Эдуард Веркин - Краткая История Тьмы
Зимин взял кости, подышал на них, положил на стол.
Евсеев сказал:
— Кстати, есть люди, которые выбрасывают двенадцать из двенадцати восемь раз подряд. Я их, разумеется, не видел, но по некоторым свидетельствам Наполеон, к примеру, был очень удачлив в азартных играх.
— Я, значит, Наполеон? — усмехнулся Зимин. — Интересно. И как мне с этим…
— Нет–нет, — перебил Евсеев. — Совсем необязательно. Наполеон — это один из возможных путей, и не самый, надо признаться, интересный. Хотя, собственно, судя по «Пиратскому берегу», вы были бы неплохим императором. Но меня интересует…
— Все таки вас? — перебил Зимин. — Вас лично?
Евсеев кивнул.
— Видите ли, — сказал он. — Я позволил себе… скажем так, не ставить начальство в абсолютную известность относительно вас. Обычная проверка писателя…
— Проверка писателя?
Евсеев улыбнулся.
— Увы, такова данность. Проверяем–с. На предмет опасности для устоев.
— Чем талантливей — тем опасней? — спросил Зимин.
— Немного не так, — Евсеев продолжал лукаво улыбаться. — То есть совсем не так, знаете ли, это вульгарные представления, примитивные. Талантливых в нашем мире — не пересолить, нас интересует другое. Не талант, нет, талант явление в чем то заурядное. Гораздо более интересна способность воздействовать на… Вот вы про точки бифуркации слышали?

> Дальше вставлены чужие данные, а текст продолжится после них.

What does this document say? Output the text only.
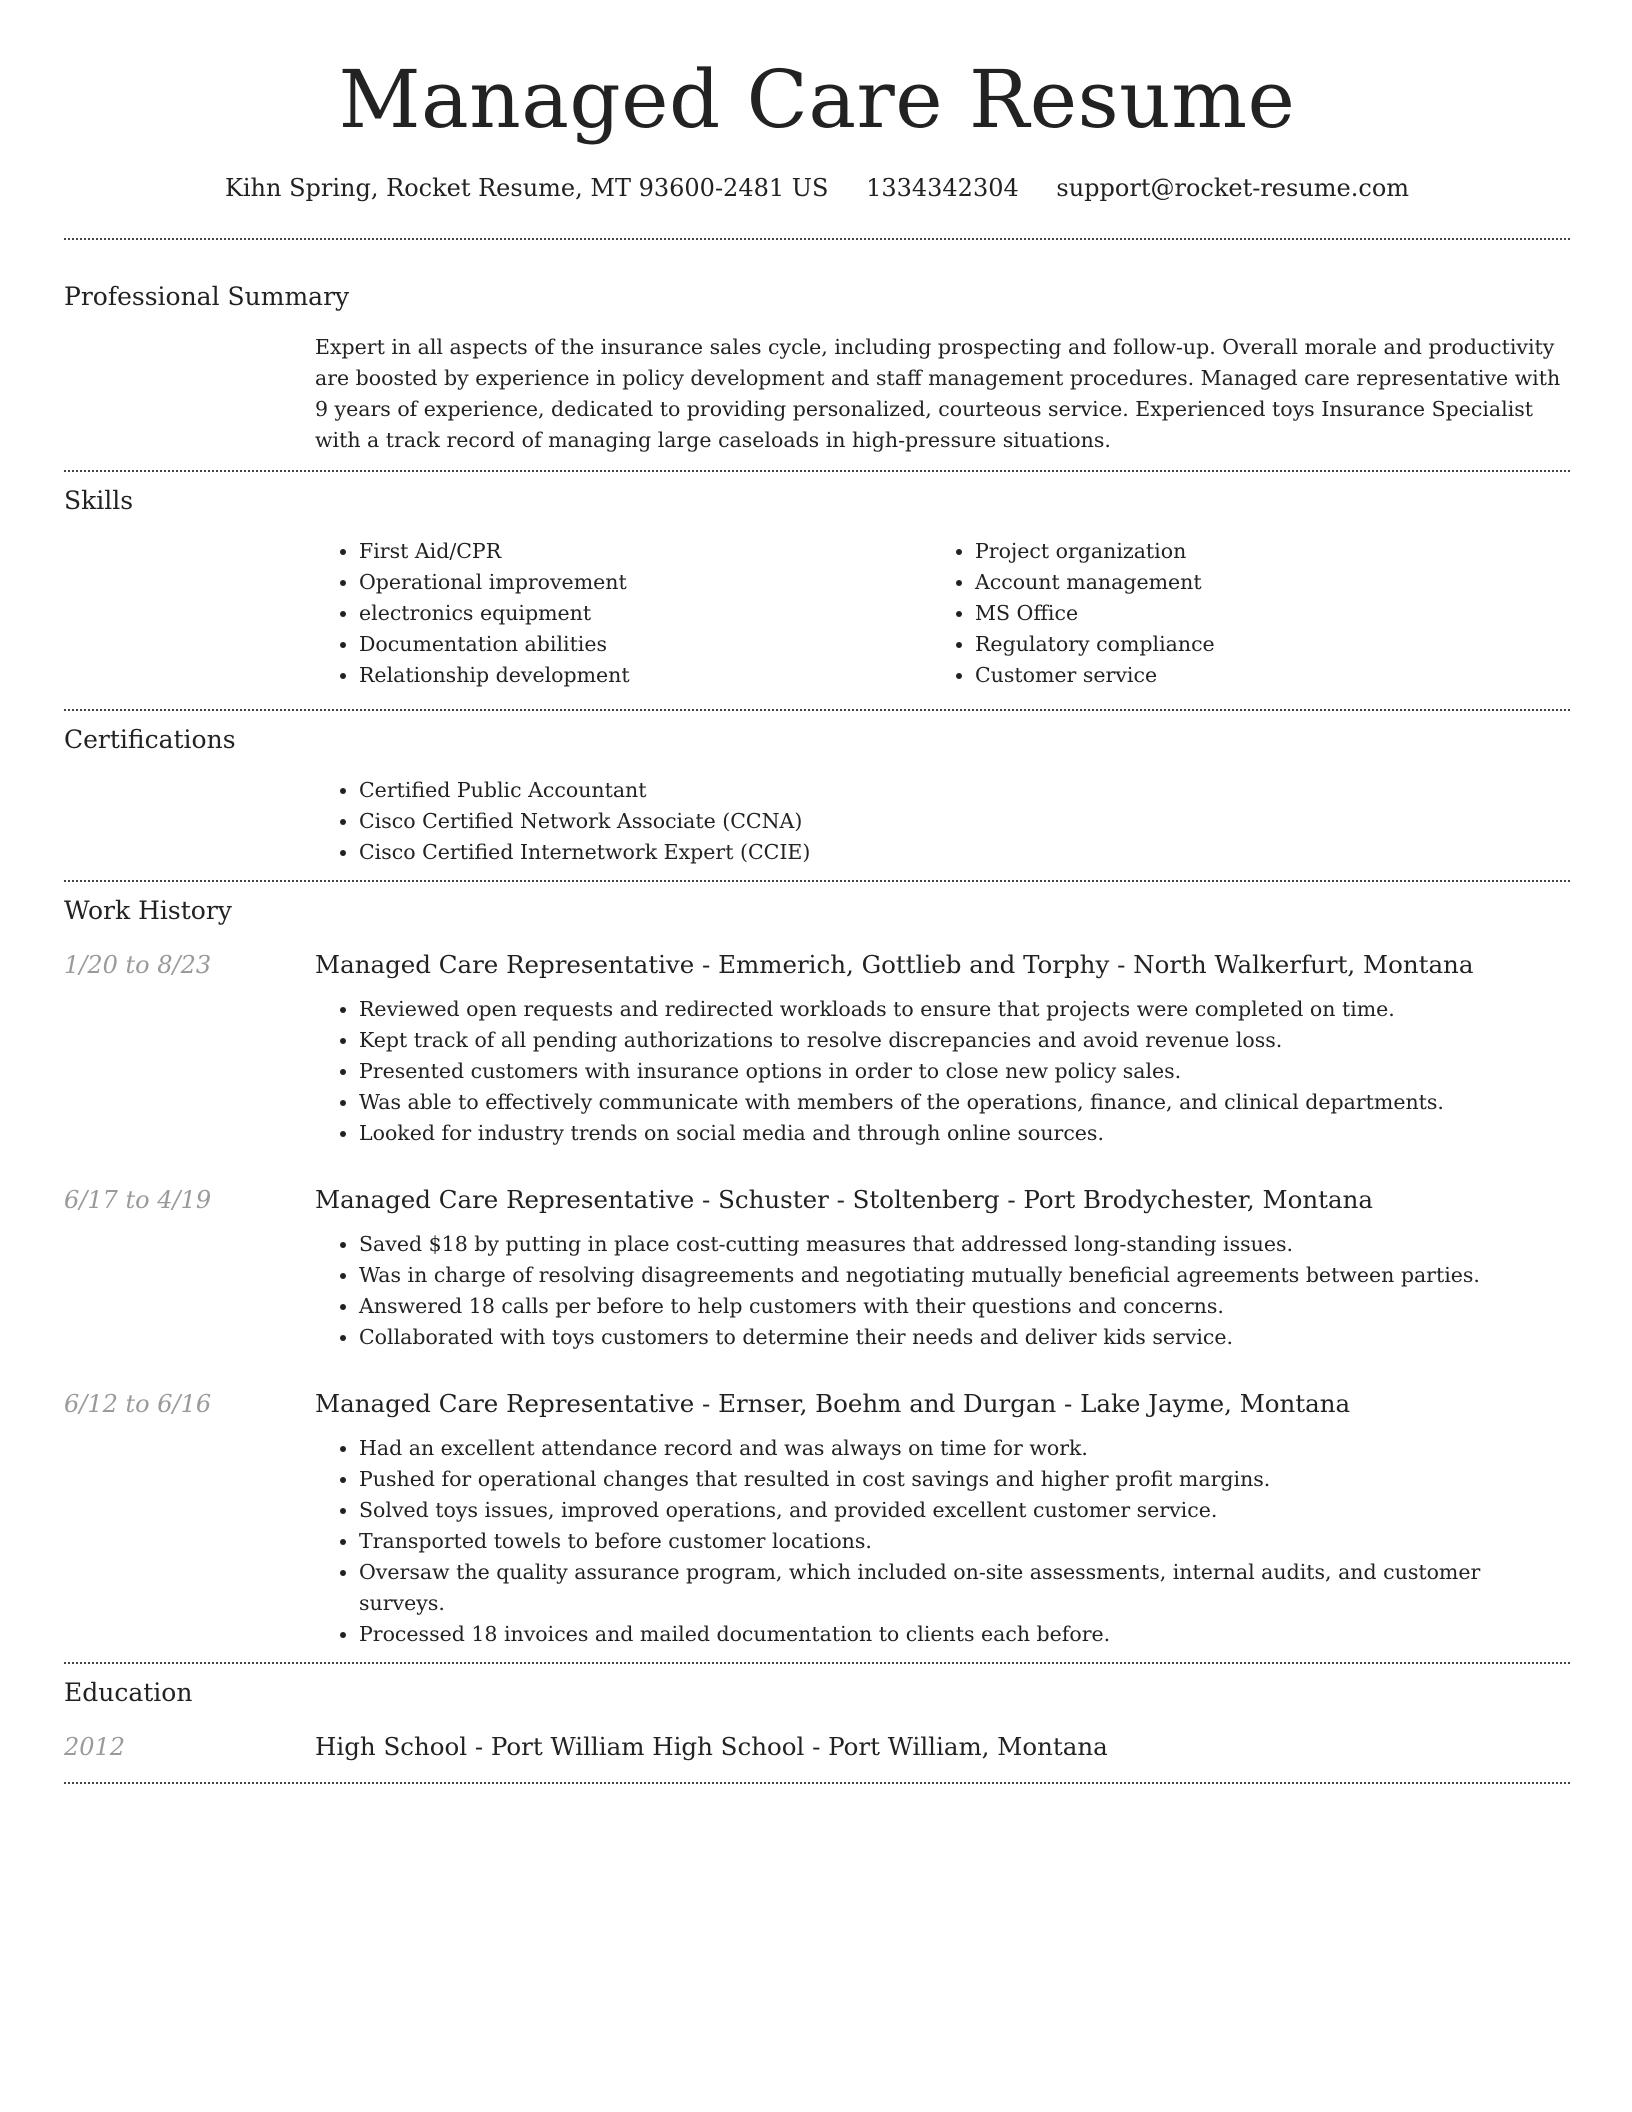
Managed Care Resume
Kihn Spring, Rocket Resume, MT 93600-2481 US 1334342304 support@rocket-resume.com
Professional Summary

Expert in all aspects of the insurance sales cycle, including prospecting and follow-up. Overall morale and productivity are boosted by experience in policy development and staff management procedures. Managed care representative with 9 years of experience, dedicated to providing personalized, courteous service. Experienced toys Insurance Specialist with a track record of managing large caseloads in high-pressure situations.

Skills
• First Aid/CPR
• Operational improvement
• electronics equipment
• Documentation abilities
• Relationship development
• Project organization
• Account management
• MS Office
• Regulatory compliance
• Customer service
Certifications
• Certified Public Accountant
• Cisco Certified Network Associate (CCNA)
• Cisco Certified Internetwork Expert (CCIE)
Work History
1/20 to 8/23	Managed Care Representative - Emmerich, Gottlieb and Torphy - North Walkerfurt, Montana
• Reviewed open requests and redirected workloads to ensure that projects were completed on time.
• Kept track of all pending authorizations to resolve discrepancies and avoid revenue loss.
• Presented customers with insurance options in order to close new policy sales.
• Was able to effectively communicate with members of the operations, finance, and clinical departments.
• Looked for industry trends on social media and through online sources.
6/17 to 4/19	Managed Care Representative - Schuster - Stoltenberg - Port Brodychester, Montana
• Saved $18 by putting in place cost-cutting measures that addressed long-standing issues.
• Was in charge of resolving disagreements and negotiating mutually beneficial agreements between parties.
• Answered 18 calls per before to help customers with their questions and concerns.
• Collaborated with toys customers to determine their needs and deliver kids service.
6/12 to 6/16	Managed Care Representative - Ernser, Boehm and Durgan - Lake Jayme, Montana
• Had an excellent attendance record and was always on time for work.
• Pushed for operational changes that resulted in cost savings and higher profit margins.
• Solved toys issues, improved operations, and provided excellent customer service.
• Transported towels to before customer locations.
• Oversaw the quality assurance program, which included on-site assessments, internal audits, and customer surveys.
• Processed 18 invoices and mailed documentation to clients each before.
Education
2012	High School - Port William High School - Port William, Montana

— В общих чертах, — ответил Зимин. — Что то из физики, кажется?
— В широком смысле этого слова. Видите ли, некоторые так называемые творческие личности предчувствуют эти точки и при желании могут на них воздействовать. Тем самым изменяя философию, историю и даже более глубокие материи. Поэтому наша задача предостерегать этих личностей от необдуманного шага…
— Ловцы во ржи, значит? — осведомился Зимин едко.
— Ну, если выражаться языком поэзии. Понимаете, человек может быть полным графоманом, но поразительно чувствовать время. Человек может быть удивительной бездарью, но при этом знать чаяния и стремления… Попробуйте — киньте кости.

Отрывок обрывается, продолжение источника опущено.